GraphGists

Basic Query Tuning Example

We’ll start with a basic example to help you get the hang of profiling queries. The following examples will use a movies data set.

Let’s start by importing the data:

LOAD CSV WITH HEADERS FROM "https://raw.githubusercontent.com/neo4j/neo4j/2.3/manual/cypher/cypher-docs/src/docs/graphgists/query-tuning/movies.csv" AS line
MERGE (m:Movie {title:line.title})
ON CREATE SET m.released = toInteger(line.released), m.tagline = line.tagline
LOAD CSV WITH HEADERS FROM 'https://raw.githubusercontent.com/neo4j/neo4j/2.3/manual/cypher/cypher-docs/src/docs/graphgists/query-tuning/actors.csv' AS line

MATCH (m:Movie {title:line.title})
MERGE (p:Person {name:line.name})
ON CREATE SET p.born = toInteger(line.born)

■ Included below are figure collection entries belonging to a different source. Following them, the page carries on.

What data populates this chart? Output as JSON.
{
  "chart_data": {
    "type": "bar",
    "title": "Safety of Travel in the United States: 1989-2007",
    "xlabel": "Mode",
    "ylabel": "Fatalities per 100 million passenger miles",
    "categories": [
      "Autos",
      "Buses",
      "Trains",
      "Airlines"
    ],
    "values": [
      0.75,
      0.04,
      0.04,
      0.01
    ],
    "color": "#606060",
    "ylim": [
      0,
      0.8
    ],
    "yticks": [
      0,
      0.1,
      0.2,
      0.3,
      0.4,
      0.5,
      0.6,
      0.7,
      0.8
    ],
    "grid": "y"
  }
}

MERGE (p)-[:ACTED_IN {roles:split(line.roles,";")}]->(m)
LOAD CSV WITH HEADERS FROM 'https://raw.githubusercontent.com/neo4j/neo4j/2.3/manual/cypher/cypher-docs/src/docs/graphgists/query-tuning/directors.csv' AS line
MATCH (m:Movie {title:line.title})
MERGE (p:Person {name:line.name})
ON CREATE SET p.born = toInteger(line.born)

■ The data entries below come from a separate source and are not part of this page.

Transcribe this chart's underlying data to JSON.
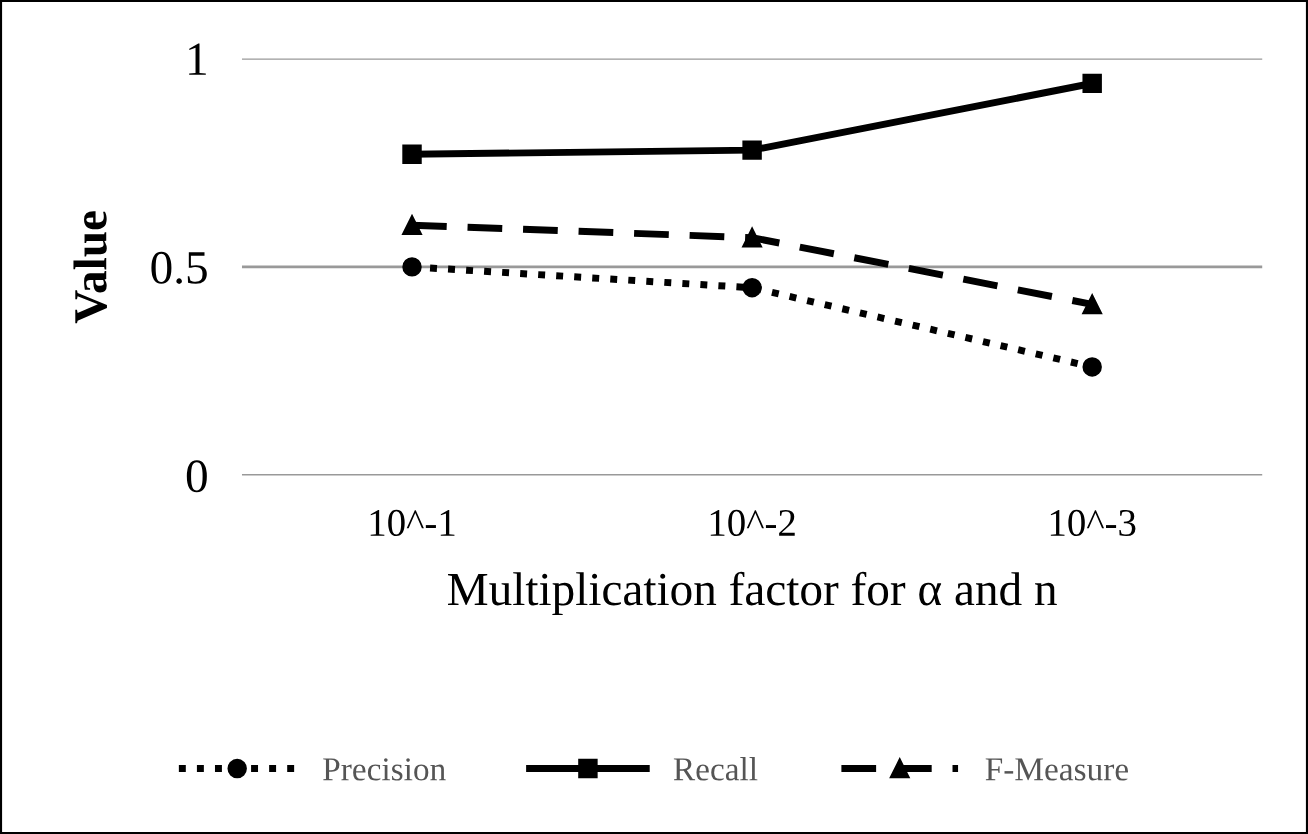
{
  "chart_data": {
    "type": "line",
    "xlabel": "Multiplication factor for α and n",
    "ylabel": "Value",
    "categories": [
      "10^-1",
      "10^-2",
      "10^-3"
    ],
    "series": [
      {
        "name": "Precision",
        "color": "#000000",
        "values": [
          0.5,
          0.45,
          0.26
        ],
        "marker": "circle",
        "line_style": "dotted"
      },
      {
        "name": "Recall",
        "color": "#000000",
        "values": [
          0.77,
          0.78,
          0.94
        ],
        "marker": "square",
        "line_style": "solid"
      },
      {
        "name": "F-Measure",
        "color": "#000000",
        "values": [
          0.6,
          0.57,
          0.41
        ],
        "marker": "triangle",
        "line_style": "dashed"
      }
    ],
    "ylim": [
      0,
      1
    ],
    "yticks": [
      0,
      0.5,
      1
    ],
    "grid": "y",
    "legend": "bottom"
  }
}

MERGE (p)-[:DIRECTED]->(m)

Find Tom Hanks: Naive

Let’s say we want to write a query to find Tom Hanks. The naive way of doing this would be to write the following:

MATCH (p {name:"Tom Hanks"})
RETURN p

This query will find the Tom Hanks node but as the number of nodes in the database increase it will become slower and slower.

Profile

We can profile the query to find out why this query is so slow.

PROFILE MATCH (p {name:"Tom Hanks"})
RETURN p

The first thing to keep in mind when reading execution plans is that you need to read from the bottom up.

In that vein, starting from the last row, the first thing we notice is that the value in the Rows column seems high given there is only one node with the name property Tom Hanks in the database. If we look across to the Operator column we’ll see that AllNodesScan has been used which means that the query planner scanned through all the nodes in the database.

Moving up to the previous row we see the Filter operator which will check the name property on each of the nodes passed through by AllNodesScan.

This seems like an inefficient way of finding Tom Hanks given that we are looking at many nodes that aren’t even people and therefore aren’t what we’re looking for.

Find Tom Hanks: Second Try

Whenever we’re looking for a node we should specify a label to help the query planner narrow down the search space. For this query we’d need to add a Person label.

MATCH (p:Person {name:"Tom Hanks"})
RETURN p

This query will be faster than the first one but as the number of people in our database increase we again notice that the query slows down.

Profile

Again we can profile the query to work out why our query is still a bit slow:

PROFILE MATCH (p:Person {name:"Tom Hanks"})
RETURN p

This time the Rows value on the last row has reduced so we’re not scanning some nodes that we were before which is a good start. The NodeByLabelScan operator indicates that we achieved this by first doing a linear scan of all the Person nodes in the database.

Once we’ve done that we again scan through all those nodes using the Filter operator, comparing the name property of each one.

This might be acceptable in some cases but if we’re going to be looking up people by name frequently then we’ll see better performance if we create an index on the name property for the Person label:

CREATE INDEX ON :Person(name)

Find Tom Hanks: With Index on Person

Now if we run the query again it will run more quickly:

MATCH (p:Person {name:"Tom Hanks"})
RETURN p

Provile

Let’s profile the query to see why this version is so much faster:

PROFILE MATCH (p:Person {name:"Tom Hanks"})
RETURN p

Our execution plan is down to a single row and uses the Node Index Seek operator which does a schema index seek to find the appropriate node.